Subrogation and the Cargo-Manufacturer Question
If a defective EV starts a fire, can the hull insurer subrogate against the manufacturer? The answer is moving — and the case law is being made now.
After a casualty, hull underwriters pay first and ask questions second. The question they ask is whether anyone else can be made to pay them back. In the EV era the most interesting answer is "the cargo manufacturer" — and the legal infrastructure for that subrogation route is still being built.
What the route looks like in theory
- Hull insurer pays the owner.
- Owner assigns subrogation rights to the insurer (standard policy provision).
- Insurer pursues the cargo manufacturer for product liability — a defective EV battery as the proximate cause.
- Recovery, if any, returns to the insurer's claims reserve.

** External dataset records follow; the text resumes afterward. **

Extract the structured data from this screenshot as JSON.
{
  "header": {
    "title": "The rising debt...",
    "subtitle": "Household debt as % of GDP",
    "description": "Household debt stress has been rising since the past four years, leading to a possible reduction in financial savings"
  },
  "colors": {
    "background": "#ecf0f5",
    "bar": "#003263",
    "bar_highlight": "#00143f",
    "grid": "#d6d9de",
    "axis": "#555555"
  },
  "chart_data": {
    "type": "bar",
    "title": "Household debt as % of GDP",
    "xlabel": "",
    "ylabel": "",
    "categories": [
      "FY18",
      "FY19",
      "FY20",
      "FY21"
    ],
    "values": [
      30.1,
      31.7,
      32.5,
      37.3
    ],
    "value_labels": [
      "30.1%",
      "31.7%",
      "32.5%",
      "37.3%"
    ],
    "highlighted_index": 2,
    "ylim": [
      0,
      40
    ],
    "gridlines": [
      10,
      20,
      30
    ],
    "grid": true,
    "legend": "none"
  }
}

Why it is hard in practice
Proving a specific defective vehicle was the ignition source in a fully burned PCTC is forensically difficult. Establishing manufacturer liability under product-liability frameworks designed for road-traffic context is novel. And bills of lading and carriage contracts can limit cargo-side claims in ways that complicate insurer recovery. MOL's litigation against Volkswagen over Felicity Ace is testing several of these dimensions simultaneously.
Sources
- Marine Insurance Act 1906 (UK) — foundational subrogation provisions.
- CMI (Comité Maritime International) — practitioner notes on marine insurance subrogation.
- Lloyd's List — MOL–Volkswagen litigation coverage.
- TradeWinds — cargo-liability and subrogation coverage post-2022.